Study by Rand Fishkin: LLMs are inconsistent. Are AI search tools even useful?
Most SEOs today basically grew up on Rand Fishkin’s Whiteboard Fridays. He founded Moz, one of the most influential SEO companies in the world, and later built SparkToro and Alertmouse, both focused on understanding online visibility and perception.
He recently published a data backed study concluding: “AI systems are highly inconsistent when recommending brands or products.” It directly challenges whether AI search tools are even useful.

So when we at team Chosenly (also an AI search tool) read it we went:

And he’s not alone in the concern. A growing set of marketers and operators have started dismissing AI search tools entirely. The data is too noisy to trust and the outputs are too unstable to measure. That’s why Rand’s recent research is worth paying attention to.
Rand makes three claims:
- The same brands don’t get recommended repeatedly for the same searches (So can we trust AI visibility scores?)
- The “ranks” of the brands that are recommended also change (So can we trust rank/positions AI search tools give?)
- People ask the same things in ways we cannot predict (So is there any useful way to track all of them in an AI search tool?)

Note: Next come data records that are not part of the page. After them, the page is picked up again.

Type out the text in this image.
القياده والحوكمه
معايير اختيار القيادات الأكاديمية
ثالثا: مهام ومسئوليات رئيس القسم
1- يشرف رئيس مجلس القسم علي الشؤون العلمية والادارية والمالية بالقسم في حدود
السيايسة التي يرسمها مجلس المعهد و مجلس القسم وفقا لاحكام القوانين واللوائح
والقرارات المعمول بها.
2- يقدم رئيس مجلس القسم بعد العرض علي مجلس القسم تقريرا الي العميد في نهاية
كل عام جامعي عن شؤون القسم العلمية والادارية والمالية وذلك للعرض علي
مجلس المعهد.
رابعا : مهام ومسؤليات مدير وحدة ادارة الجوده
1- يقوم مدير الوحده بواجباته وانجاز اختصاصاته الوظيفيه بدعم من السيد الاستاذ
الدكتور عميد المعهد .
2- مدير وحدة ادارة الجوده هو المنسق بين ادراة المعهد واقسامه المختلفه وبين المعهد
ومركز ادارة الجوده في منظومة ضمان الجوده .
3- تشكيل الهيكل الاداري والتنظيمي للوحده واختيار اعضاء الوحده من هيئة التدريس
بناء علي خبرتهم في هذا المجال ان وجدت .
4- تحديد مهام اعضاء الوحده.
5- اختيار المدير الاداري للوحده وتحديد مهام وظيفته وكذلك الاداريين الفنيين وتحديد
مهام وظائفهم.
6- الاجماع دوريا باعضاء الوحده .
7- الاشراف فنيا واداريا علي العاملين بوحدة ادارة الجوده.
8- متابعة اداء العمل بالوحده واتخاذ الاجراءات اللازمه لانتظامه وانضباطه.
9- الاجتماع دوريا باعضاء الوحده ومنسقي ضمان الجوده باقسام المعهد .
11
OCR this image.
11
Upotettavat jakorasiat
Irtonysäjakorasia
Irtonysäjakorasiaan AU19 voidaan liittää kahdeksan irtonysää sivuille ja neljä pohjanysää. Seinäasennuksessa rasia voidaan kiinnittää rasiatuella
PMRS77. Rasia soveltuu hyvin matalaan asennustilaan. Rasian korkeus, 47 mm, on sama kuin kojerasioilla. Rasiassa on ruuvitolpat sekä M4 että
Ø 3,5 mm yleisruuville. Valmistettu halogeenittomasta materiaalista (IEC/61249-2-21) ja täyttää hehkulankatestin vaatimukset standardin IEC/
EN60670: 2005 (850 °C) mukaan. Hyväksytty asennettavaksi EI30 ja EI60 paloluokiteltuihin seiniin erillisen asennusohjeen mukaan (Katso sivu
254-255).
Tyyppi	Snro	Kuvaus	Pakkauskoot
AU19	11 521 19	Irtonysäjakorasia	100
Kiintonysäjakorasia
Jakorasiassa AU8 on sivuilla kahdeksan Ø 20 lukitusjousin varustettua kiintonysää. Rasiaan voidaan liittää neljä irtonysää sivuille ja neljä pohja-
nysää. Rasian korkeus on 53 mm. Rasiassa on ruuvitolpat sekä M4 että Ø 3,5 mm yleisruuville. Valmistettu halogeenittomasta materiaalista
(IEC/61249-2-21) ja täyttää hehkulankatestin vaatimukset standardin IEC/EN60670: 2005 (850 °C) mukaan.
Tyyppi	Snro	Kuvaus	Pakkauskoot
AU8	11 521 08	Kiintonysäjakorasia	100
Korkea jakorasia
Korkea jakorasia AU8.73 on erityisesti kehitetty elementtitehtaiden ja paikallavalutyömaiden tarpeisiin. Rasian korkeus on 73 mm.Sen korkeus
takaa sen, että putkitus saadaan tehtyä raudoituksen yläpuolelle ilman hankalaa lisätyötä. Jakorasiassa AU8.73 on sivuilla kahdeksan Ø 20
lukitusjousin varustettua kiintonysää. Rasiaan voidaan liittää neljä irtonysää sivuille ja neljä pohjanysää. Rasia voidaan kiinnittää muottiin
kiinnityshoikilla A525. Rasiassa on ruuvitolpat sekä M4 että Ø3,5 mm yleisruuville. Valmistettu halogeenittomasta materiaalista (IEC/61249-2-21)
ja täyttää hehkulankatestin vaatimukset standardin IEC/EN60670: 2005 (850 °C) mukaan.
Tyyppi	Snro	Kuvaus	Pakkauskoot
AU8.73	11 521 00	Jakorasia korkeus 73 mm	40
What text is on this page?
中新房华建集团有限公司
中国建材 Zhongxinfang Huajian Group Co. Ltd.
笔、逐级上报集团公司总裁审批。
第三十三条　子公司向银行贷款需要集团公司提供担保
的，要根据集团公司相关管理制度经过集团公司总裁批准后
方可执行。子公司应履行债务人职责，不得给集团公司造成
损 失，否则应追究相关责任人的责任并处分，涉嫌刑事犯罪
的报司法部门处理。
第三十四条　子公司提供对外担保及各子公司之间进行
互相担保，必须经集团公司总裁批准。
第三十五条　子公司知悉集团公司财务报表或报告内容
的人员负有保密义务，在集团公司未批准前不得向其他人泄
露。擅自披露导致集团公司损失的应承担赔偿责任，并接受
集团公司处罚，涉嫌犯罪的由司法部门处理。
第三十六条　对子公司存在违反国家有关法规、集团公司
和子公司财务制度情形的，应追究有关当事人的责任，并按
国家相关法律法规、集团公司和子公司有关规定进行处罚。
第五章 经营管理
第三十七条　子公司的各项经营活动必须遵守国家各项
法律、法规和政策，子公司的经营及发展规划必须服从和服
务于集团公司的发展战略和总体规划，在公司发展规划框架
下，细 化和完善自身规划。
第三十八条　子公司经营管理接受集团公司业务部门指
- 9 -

Let’s discuss each claim and see whether they make Chosenly (and other AI search tools) useless.
Spoiler: We’re writing the article, so in the article we prove how Chosenly handles every complexity. But, most AI search tools don’t.
Claim 1: The same brands don’t get recommended repeatedly for the same searches
So can we trust AI visibility scores?
Rand’s first claim is that if you ask an AI the same question multiple times, you will not get the same list of brands every time. Different brands show up, sometimes brands disappear, and sometimes new ones appear.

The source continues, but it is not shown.